COLUMBIA — The U.S. Senate holds hearings to confirm the nominations of federal department heads and Supreme Court justices. Third Ward Councilman Karl Skala thinks the Columbia City Council should have the same opportunity with city department heads.
The City Council will consider a proposal Tuesday night that would put a sixth city charter amendment on the April 6 ballot. Skala's proposed amendment would require something akin to a confirmation hearing, in which the hiring or firing of department heads would require the City Council's consent.
Skala said the council's consent would give voters stronger representation in Columbia city government.
"I don't think city staff should be beholden to City Council or the city manager," Skala said. "They should be beholden to the citizens."
The current charter gives the hiring and firing of department heads to the city manager, who in turn is hired by the citizen-elected City Council.
Skala said council members sometimes are asked for their input in the hiring process, but their input is not required.
"Department heads should be working to please the voter," Skala said. "Citizens should be the top of the hierarchy."
First Ward Councilman Paul Sturtz said he supports the proposed amendment.
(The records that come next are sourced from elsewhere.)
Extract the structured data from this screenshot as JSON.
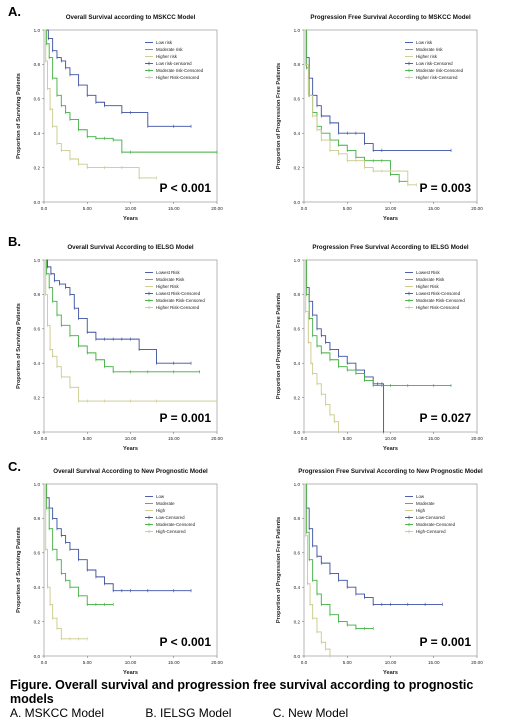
{
  "panel_letters": [
    "A.",
    "B.",
    "C."
  ],
  "caption": {
    "title": "Figure. Overall survival and progression free survival according to prognostic models",
    "models": [
      "A. MSKCC Model",
      "B. IELSG Model",
      "C. New Model"
    ]
  },
  "colors": {
    "series1": "#3a4fa0",
    "series2": "#3fae3f",
    "series3": "#c9c98a"
  },
  "chart_data": [
    {
      "type": "line",
      "title": "Overall Survival according to MSKCC Model",
      "xlabel": "Years",
      "ylabel": "Proportion of Surviving Patients",
      "xlim": [
        0,
        20
      ],
      "ylim": [
        0,
        1.0
      ],
      "xticks": [
        "0.0",
        "5.00",
        "10.00",
        "15.00",
        "20.00"
      ],
      "yticks": [
        "0.0",
        "0.2",
        "0.4",
        "0.6",
        "0.8",
        "1.0"
      ],
      "legend": [
        "Low risk",
        "Moderate risk",
        "Higher risk",
        "Low risk-censored",
        "Moderate risk-Censored",
        "Higher Risk-Censored"
      ],
      "pvalue": "P < 0.001",
      "series": [
        {
          "x": [
            0,
            0.5,
            1,
            1.5,
            2,
            2.5,
            3,
            4,
            5,
            6,
            7,
            9,
            10,
            12,
            15,
            17
          ],
          "y": [
            1.0,
            0.95,
            0.88,
            0.84,
            0.82,
            0.78,
            0.74,
            0.68,
            0.62,
            0.58,
            0.56,
            0.52,
            0.52,
            0.44,
            0.44,
            0.44
          ]
        },
        {
          "x": [
            0,
            0.3,
            0.6,
            1,
            1.5,
            2,
            2.5,
            3,
            4,
            5,
            6,
            7,
            8,
            9,
            10,
            20
          ],
          "y": [
            1.0,
            0.92,
            0.84,
            0.72,
            0.62,
            0.56,
            0.52,
            0.48,
            0.42,
            0.38,
            0.37,
            0.37,
            0.36,
            0.29,
            0.29,
            0.29
          ]
        },
        {
          "x": [
            0,
            0.2,
            0.4,
            0.7,
            1,
            1.5,
            2,
            3,
            4,
            5,
            7,
            9,
            11,
            13
          ],
          "y": [
            1.0,
            0.82,
            0.66,
            0.54,
            0.44,
            0.34,
            0.3,
            0.25,
            0.22,
            0.2,
            0.2,
            0.2,
            0.14,
            0.14
          ]
        }
      ]
    },
    {
      "type": "line",
      "title": "Progression Free Survival According to MSKCC Model",
      "xlabel": "Years",
      "ylabel": "Proportion of Progression Free Patients",
      "xlim": [
        0,
        20
      ],
      "ylim": [
        0,
        1.0
      ],
      "xticks": [
        "0.0",
        "5.00",
        "10.00",
        "15.00",
        "20.00"
      ],
      "yticks": [
        "0.0",
        "0.2",
        "0.4",
        "0.6",
        "0.8",
        "1.0"
      ],
      "legend": [
        "Low risk",
        "Moderate risk",
        "Higher risk",
        "Low risk-Censored",
        "Moderate risk-Censored",
        "Higher risk-Censored"
      ],
      "pvalue": "P = 0.003",
      "series": [
        {
          "x": [
            0,
            0.3,
            0.6,
            1,
            1.5,
            2,
            3,
            4,
            5,
            6,
            7,
            8,
            9,
            17
          ],
          "y": [
            1.0,
            0.84,
            0.72,
            0.62,
            0.56,
            0.5,
            0.46,
            0.4,
            0.4,
            0.4,
            0.34,
            0.3,
            0.3,
            0.3
          ]
        },
        {
          "x": [
            0,
            0.3,
            0.6,
            1,
            1.5,
            2,
            3,
            4,
            5,
            6,
            7,
            8,
            9,
            10,
            11,
            12
          ],
          "y": [
            1.0,
            0.78,
            0.62,
            0.52,
            0.44,
            0.4,
            0.36,
            0.33,
            0.3,
            0.26,
            0.24,
            0.24,
            0.24,
            0.16,
            0.12,
            0.12
          ]
        },
        {
          "x": [
            0,
            0.2,
            0.5,
            1,
            1.5,
            2,
            3,
            4,
            5,
            6,
            7,
            8,
            9,
            10,
            12,
            13
          ],
          "y": [
            1.0,
            0.8,
            0.62,
            0.5,
            0.42,
            0.36,
            0.3,
            0.28,
            0.24,
            0.24,
            0.2,
            0.18,
            0.18,
            0.18,
            0.1,
            0.1
          ]
        }
      ]
    },
    {
      "type": "line",
      "title": "Overall Survival According to IELSG Model",
      "xlabel": "Years",
      "ylabel": "Proportion of Surviving Patients",
      "xlim": [
        0,
        20
      ],
      "ylim": [
        0,
        1.0
      ],
      "xticks": [
        "0.0",
        "5.00",
        "10.00",
        "15.00",
        "20.00"
      ],
      "yticks": [
        "0.0",
        "0.2",
        "0.4",
        "0.6",
        "0.8",
        "1.0"
      ],
      "legend": [
        "Lowest Risk",
        "Moderate Risk",
        "Higher Risk",
        "Lowest Risk-Censored",
        "Moderate Risk-Censored",
        "Higher Risk-Censored"
      ],
      "pvalue": "P = 0.001",
      "series": [
        {
          "x": [
            0,
            0.4,
            0.8,
            1.2,
            1.8,
            2.5,
            3,
            3.5,
            4,
            5,
            6,
            7,
            8,
            9,
            10,
            11,
            13,
            15,
            17
          ],
          "y": [
            1.0,
            0.96,
            0.92,
            0.88,
            0.86,
            0.84,
            0.8,
            0.72,
            0.66,
            0.58,
            0.54,
            0.54,
            0.54,
            0.54,
            0.54,
            0.48,
            0.4,
            0.4,
            0.4
          ]
        },
        {
          "x": [
            0,
            0.3,
            0.6,
            1,
            1.5,
            2,
            3,
            4,
            5,
            6,
            7,
            8,
            10,
            12,
            15,
            18
          ],
          "y": [
            1.0,
            0.92,
            0.84,
            0.76,
            0.68,
            0.62,
            0.56,
            0.5,
            0.46,
            0.42,
            0.38,
            0.35,
            0.35,
            0.35,
            0.35,
            0.35
          ]
        },
        {
          "x": [
            0,
            0.2,
            0.4,
            0.7,
            1,
            1.5,
            2,
            3,
            4,
            5,
            7,
            10,
            13,
            20
          ],
          "y": [
            1.0,
            0.8,
            0.62,
            0.48,
            0.44,
            0.38,
            0.32,
            0.26,
            0.18,
            0.18,
            0.18,
            0.18,
            0.18,
            0.18
          ]
        }
      ]
    },
    {
      "type": "line",
      "title": "Progression Free Survival According to IELSG Model",
      "xlabel": "Years",
      "ylabel": "Proportion of Progression Free Patients",
      "xlim": [
        0,
        20
      ],
      "ylim": [
        0,
        1.0
      ],
      "xticks": [
        "0.0",
        "5.00",
        "10.00",
        "15.00",
        "20.00"
      ],
      "yticks": [
        "0.0",
        "0.2",
        "0.4",
        "0.6",
        "0.8",
        "1.0"
      ],
      "legend": [
        "Lowest Risk",
        "Moderate Risk",
        "Higher Risk",
        "Lowest Risk-Censored",
        "Moderate Risk-Censored",
        "Higher Risk-Censored"
      ],
      "pvalue": "P = 0.027",
      "series": [
        {
          "x": [
            0,
            0.3,
            0.6,
            1,
            1.5,
            2,
            2.5,
            3,
            4,
            5,
            6,
            7,
            8,
            8.5,
            9,
            9.2
          ],
          "y": [
            1.0,
            0.84,
            0.76,
            0.68,
            0.6,
            0.56,
            0.52,
            0.48,
            0.44,
            0.4,
            0.36,
            0.32,
            0.28,
            0.28,
            0.28,
            0.0
          ]
        },
        {
          "x": [
            0,
            0.3,
            0.6,
            1,
            1.5,
            2,
            3,
            4,
            5,
            6,
            7,
            8,
            9,
            10,
            12,
            15,
            17
          ],
          "y": [
            1.0,
            0.8,
            0.66,
            0.56,
            0.5,
            0.46,
            0.42,
            0.38,
            0.36,
            0.34,
            0.3,
            0.27,
            0.27,
            0.27,
            0.27,
            0.27,
            0.27
          ]
        },
        {
          "x": [
            0,
            0.2,
            0.5,
            0.8,
            1,
            1.5,
            2,
            2.5,
            3,
            3.5,
            4
          ],
          "y": [
            1.0,
            0.7,
            0.52,
            0.4,
            0.34,
            0.28,
            0.22,
            0.16,
            0.1,
            0.06,
            0.0
          ]
        }
      ]
    },
    {
      "type": "line",
      "title": "Overall Survival According to New Prognostic Model",
      "xlabel": "Years",
      "ylabel": "Proportion of Surviving Patients",
      "xlim": [
        0,
        20
      ],
      "ylim": [
        0,
        1.0
      ],
      "xticks": [
        "0.0",
        "5.00",
        "10.00",
        "15.00",
        "20.00"
      ],
      "yticks": [
        "0.0",
        "0.2",
        "0.4",
        "0.6",
        "0.8",
        "1.0"
      ],
      "legend": [
        "Low",
        "Moderate",
        "High",
        "Low-Censored",
        "Moderate-Censored",
        "High-Censored"
      ],
      "pvalue": "P < 0.001",
      "series": [
        {
          "x": [
            0,
            0.3,
            0.6,
            1,
            1.5,
            2,
            2.5,
            3,
            4,
            5,
            6,
            7,
            8,
            9,
            10,
            12,
            15,
            17
          ],
          "y": [
            1.0,
            0.92,
            0.86,
            0.8,
            0.74,
            0.7,
            0.66,
            0.62,
            0.56,
            0.5,
            0.46,
            0.42,
            0.38,
            0.38,
            0.38,
            0.38,
            0.38,
            0.38
          ]
        },
        {
          "x": [
            0,
            0.3,
            0.6,
            1,
            1.5,
            2,
            2.5,
            3,
            4,
            5,
            6,
            7,
            8
          ],
          "y": [
            1.0,
            0.86,
            0.74,
            0.62,
            0.56,
            0.48,
            0.44,
            0.4,
            0.35,
            0.3,
            0.3,
            0.3,
            0.3
          ]
        },
        {
          "x": [
            0,
            0.2,
            0.4,
            0.7,
            1,
            1.5,
            2,
            3,
            4,
            5
          ],
          "y": [
            1.0,
            0.62,
            0.4,
            0.3,
            0.22,
            0.16,
            0.1,
            0.1,
            0.1,
            0.1
          ]
        }
      ]
    },
    {
      "type": "line",
      "title": "Progression Free Survival According to New Prognostic Model",
      "xlabel": "Years",
      "ylabel": "Proportion of Progression Free Patients",
      "xlim": [
        0,
        20
      ],
      "ylim": [
        0,
        1.0
      ],
      "xticks": [
        "0.0",
        "5.00",
        "10.00",
        "15.00",
        "20.00"
      ],
      "yticks": [
        "0.0",
        "0.2",
        "0.4",
        "0.6",
        "0.8",
        "1.0"
      ],
      "legend": [
        "Low",
        "Moderate",
        "High",
        "Low-Censored",
        "Moderate-Censored",
        "High-Censored"
      ],
      "pvalue": "P = 0.001",
      "series": [
        {
          "x": [
            0,
            0.3,
            0.6,
            1,
            1.5,
            2,
            3,
            4,
            5,
            6,
            7,
            8,
            9,
            10,
            12,
            14,
            16
          ],
          "y": [
            1.0,
            0.86,
            0.74,
            0.64,
            0.58,
            0.54,
            0.48,
            0.44,
            0.4,
            0.36,
            0.34,
            0.3,
            0.3,
            0.3,
            0.3,
            0.3,
            0.3
          ]
        },
        {
          "x": [
            0,
            0.3,
            0.6,
            1,
            1.5,
            2,
            3,
            4,
            5,
            6,
            7,
            8
          ],
          "y": [
            1.0,
            0.72,
            0.56,
            0.44,
            0.36,
            0.3,
            0.24,
            0.2,
            0.18,
            0.16,
            0.16,
            0.16
          ]
        },
        {
          "x": [
            0,
            0.2,
            0.4,
            0.7,
            1,
            1.5,
            2,
            2.5,
            3
          ],
          "y": [
            1.0,
            0.7,
            0.42,
            0.3,
            0.22,
            0.14,
            0.08,
            0.04,
            0.0
          ]
        }
      ]
    }
  ]
}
He said that without a confirmation process in place, the council's only recourse amounts to a "nuclear option" in which the council could fire a city manager it thought had made poor personnel decisions.
"We're talking about tens of millions of dollars tied up in those departments," Sturtz said. "We feel that the voters should have a tiny bit of ability to weigh in on that process."
Sturtz added that the amendment would not change the city's hiring process across the board.
"This would only be for department heads. It's not like this is going to come up every week," he said.
The city's Web site lists 20 individual city departments, but the city is seeking a sustainability manager, which would bring the count to 21 departments.
Fourth Ward Councilman and mayoral candidate Jerry Wade opposes the amendment.
"First of all, the council does have substantial opportunity to convey their thoughts to the city manager," Wade said. "The city manager is accountable to the City Council."
The city manager is one of only three city positions appointed by the City Council. Municipal judges and city clerks are the other two.
Wade said he was uncomfortable with the proposed amendment because it would give the city manager less autonomy and force potential hires and sitting department heads to consider the politics and loyalties of the City Council.
"It basically begins to add political decisions to top management hires," Wade said.
Skala said he was surprised the proposal is coming to a vote.
"When I proposed this I had no intention of putting it on the April ballot," he said, adding that he only "wanted to start public discussion on what I thought would be a controversial issue."
The City Council will vote Tuesday evening on whether to add the amendment to a list of five that already will appear on the April ballot.